Leaders responded. Manipur’s Chief Minister appealed for calm and assured affected families that efforts were underway to trace the missing and establish facts, with national agencies involved. Chief Ministers of Nagaland and Meghalaya called for humanitarian priority over political differences, noting that instability in Manipur affects the wider Northeast. Churches and Baptist organizations also stepped in, launching peace initiatives and prayer campaigns. In a region where churches hold moral influence, their message of restraint and dialogue cut across political lines.
On security, the Government of India approved two battalions of CRPF’s elite CoBRA commandos for Manipur’s difficult terrain. The deployment strengthened operational capacity and signaled that New Delhi saw the need for specialized intervention beyond routine policing. Yet security operations can suppress violence and restore order. They cannot by themselves rebuild trust or resolve the deeper political and social questions behind the conflict.
History offers examples. Northern Ireland moved from decades of violence to power-sharing through dialogue and compromise. Bosnia ended large-scale war but still struggles with trust. Rwanda invested in reconciliation and institutions after profound loss. Manipur’s circumstances are distinct, but the lesson is shared: force can create stability. Sustainable peace depends on politics, institutions, accountability, and the will to coexist despite differences.

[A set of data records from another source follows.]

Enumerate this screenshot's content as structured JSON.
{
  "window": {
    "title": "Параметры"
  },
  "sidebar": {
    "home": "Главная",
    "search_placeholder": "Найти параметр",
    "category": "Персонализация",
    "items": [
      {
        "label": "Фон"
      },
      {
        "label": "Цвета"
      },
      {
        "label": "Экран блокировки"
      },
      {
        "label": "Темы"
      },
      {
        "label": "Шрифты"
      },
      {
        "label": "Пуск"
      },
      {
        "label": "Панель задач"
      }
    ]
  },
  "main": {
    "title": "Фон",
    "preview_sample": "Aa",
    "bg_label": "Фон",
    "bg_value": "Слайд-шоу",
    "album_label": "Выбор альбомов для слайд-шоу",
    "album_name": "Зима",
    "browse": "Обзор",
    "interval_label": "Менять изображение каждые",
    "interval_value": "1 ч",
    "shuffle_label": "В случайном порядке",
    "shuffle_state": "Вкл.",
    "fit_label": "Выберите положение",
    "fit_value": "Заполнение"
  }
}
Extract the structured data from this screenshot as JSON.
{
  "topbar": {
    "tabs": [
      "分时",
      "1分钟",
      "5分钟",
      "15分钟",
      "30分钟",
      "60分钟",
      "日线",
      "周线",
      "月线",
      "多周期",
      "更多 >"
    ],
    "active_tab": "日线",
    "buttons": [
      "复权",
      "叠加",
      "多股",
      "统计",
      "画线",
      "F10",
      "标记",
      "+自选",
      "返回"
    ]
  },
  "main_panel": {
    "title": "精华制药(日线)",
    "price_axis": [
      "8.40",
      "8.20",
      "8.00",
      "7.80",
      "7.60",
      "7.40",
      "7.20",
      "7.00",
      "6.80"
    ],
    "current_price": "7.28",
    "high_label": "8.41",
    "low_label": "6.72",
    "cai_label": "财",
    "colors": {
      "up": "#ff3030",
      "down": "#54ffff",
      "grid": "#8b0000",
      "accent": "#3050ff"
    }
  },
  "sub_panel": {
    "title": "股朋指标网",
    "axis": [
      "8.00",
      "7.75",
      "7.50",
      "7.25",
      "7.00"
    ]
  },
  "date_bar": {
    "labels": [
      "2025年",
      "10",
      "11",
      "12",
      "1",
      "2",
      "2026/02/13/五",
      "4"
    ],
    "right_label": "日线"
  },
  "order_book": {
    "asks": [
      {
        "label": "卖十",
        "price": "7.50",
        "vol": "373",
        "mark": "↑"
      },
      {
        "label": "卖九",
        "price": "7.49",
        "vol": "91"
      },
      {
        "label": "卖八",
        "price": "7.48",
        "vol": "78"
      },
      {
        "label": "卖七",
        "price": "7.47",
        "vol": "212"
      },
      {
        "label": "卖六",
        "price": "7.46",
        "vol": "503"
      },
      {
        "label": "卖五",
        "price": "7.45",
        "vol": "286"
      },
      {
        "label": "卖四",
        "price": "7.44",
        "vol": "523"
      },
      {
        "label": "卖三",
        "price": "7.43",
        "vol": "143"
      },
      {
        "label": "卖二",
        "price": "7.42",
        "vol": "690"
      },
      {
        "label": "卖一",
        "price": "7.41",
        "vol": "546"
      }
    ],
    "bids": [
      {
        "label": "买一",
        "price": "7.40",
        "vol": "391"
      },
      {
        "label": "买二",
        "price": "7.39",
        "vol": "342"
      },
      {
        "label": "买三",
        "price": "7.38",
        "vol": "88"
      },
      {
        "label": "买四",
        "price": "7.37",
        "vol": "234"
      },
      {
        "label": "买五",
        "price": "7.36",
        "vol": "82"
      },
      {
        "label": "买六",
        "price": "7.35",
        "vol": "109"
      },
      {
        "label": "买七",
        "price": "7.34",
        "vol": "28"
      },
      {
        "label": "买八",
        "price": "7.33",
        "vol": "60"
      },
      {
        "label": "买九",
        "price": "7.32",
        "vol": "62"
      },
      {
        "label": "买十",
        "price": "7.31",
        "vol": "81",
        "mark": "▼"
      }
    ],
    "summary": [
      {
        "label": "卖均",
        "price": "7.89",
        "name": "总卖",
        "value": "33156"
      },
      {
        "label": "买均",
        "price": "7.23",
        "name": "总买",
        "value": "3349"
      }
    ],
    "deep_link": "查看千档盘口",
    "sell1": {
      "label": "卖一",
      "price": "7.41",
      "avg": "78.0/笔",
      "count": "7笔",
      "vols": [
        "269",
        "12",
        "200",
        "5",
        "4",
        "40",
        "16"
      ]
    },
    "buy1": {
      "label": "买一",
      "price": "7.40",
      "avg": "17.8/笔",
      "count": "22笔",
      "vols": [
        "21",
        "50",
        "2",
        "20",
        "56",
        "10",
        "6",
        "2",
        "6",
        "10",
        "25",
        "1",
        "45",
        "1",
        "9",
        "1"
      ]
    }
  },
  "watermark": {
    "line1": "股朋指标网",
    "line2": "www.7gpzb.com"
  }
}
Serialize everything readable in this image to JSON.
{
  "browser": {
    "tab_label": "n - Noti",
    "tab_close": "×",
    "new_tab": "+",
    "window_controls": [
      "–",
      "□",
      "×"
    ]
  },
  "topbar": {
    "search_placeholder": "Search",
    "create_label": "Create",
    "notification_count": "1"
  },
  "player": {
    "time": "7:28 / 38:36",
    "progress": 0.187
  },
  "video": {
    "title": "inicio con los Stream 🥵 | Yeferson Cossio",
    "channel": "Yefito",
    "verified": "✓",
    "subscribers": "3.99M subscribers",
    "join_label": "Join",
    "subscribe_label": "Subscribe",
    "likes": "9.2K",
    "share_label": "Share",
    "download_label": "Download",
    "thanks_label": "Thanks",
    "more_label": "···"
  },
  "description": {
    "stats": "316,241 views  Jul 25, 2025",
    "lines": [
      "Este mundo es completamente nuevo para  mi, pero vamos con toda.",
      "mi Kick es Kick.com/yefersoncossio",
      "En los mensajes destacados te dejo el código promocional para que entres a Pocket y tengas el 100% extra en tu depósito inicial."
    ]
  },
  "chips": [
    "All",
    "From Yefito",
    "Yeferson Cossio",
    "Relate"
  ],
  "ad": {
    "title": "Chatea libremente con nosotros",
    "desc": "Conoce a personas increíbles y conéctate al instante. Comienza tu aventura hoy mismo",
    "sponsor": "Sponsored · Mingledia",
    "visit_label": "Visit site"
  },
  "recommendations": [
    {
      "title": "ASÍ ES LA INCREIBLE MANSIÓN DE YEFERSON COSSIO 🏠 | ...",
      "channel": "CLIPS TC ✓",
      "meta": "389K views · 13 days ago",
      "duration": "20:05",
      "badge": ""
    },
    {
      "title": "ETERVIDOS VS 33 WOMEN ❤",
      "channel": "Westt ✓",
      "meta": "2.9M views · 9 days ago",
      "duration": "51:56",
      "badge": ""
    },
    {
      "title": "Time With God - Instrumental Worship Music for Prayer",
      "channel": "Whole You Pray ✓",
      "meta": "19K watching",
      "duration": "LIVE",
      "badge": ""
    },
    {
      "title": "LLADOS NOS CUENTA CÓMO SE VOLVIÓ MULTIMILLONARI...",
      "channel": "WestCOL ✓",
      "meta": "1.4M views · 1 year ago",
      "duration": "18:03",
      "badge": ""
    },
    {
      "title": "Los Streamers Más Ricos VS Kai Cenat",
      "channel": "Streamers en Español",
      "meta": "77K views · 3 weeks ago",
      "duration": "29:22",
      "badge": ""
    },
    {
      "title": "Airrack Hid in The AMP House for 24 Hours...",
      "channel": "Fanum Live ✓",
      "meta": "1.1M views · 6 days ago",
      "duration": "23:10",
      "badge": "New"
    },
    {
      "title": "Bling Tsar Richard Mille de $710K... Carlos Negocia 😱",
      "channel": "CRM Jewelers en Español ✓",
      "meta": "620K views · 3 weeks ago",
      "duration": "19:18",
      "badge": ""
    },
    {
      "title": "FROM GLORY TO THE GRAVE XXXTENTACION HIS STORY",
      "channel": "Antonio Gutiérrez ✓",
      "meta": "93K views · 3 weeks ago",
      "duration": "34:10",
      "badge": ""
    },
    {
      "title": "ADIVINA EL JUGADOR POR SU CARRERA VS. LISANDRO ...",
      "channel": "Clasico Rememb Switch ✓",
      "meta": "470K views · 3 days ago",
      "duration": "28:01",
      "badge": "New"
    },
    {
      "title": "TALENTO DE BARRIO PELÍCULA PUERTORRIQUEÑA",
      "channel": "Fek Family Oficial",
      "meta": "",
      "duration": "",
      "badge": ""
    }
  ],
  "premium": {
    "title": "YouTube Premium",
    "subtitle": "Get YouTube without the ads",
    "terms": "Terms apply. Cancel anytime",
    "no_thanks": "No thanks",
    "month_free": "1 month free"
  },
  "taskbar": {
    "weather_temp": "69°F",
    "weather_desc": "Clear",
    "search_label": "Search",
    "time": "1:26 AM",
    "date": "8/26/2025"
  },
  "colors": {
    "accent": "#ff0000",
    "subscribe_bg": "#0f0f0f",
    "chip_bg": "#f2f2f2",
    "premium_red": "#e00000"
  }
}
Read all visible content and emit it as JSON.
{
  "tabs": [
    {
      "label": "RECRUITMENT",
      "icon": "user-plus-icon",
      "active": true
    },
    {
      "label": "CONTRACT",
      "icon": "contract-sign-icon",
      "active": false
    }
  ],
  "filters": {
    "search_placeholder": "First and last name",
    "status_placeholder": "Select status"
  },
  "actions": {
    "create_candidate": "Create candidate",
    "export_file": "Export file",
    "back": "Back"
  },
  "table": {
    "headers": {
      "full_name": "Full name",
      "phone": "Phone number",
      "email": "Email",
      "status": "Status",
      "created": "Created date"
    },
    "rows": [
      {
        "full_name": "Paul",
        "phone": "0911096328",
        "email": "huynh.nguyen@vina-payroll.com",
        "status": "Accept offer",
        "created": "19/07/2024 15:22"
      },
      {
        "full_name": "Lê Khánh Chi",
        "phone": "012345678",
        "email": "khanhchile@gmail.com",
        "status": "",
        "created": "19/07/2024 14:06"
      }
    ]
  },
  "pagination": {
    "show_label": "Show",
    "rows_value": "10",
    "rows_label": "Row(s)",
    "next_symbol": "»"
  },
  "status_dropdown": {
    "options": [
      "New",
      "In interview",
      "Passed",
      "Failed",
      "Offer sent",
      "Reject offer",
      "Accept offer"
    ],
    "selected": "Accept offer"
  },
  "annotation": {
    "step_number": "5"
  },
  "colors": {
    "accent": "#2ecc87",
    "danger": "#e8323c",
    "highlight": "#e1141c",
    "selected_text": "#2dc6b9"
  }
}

A durable solution must go beyond security. It must build confidence that concerns will be heard, rights protected, and futures secured. Manipur stands at a crossroads: deeper polarization and mistrust, or dialogue, accountability, and the slow work of rebuilding confidence among peopleu who must share a future. History shows even societies with painful pasts can choose engagement over confrontation. For Manipur, that remains the challenge and the hope.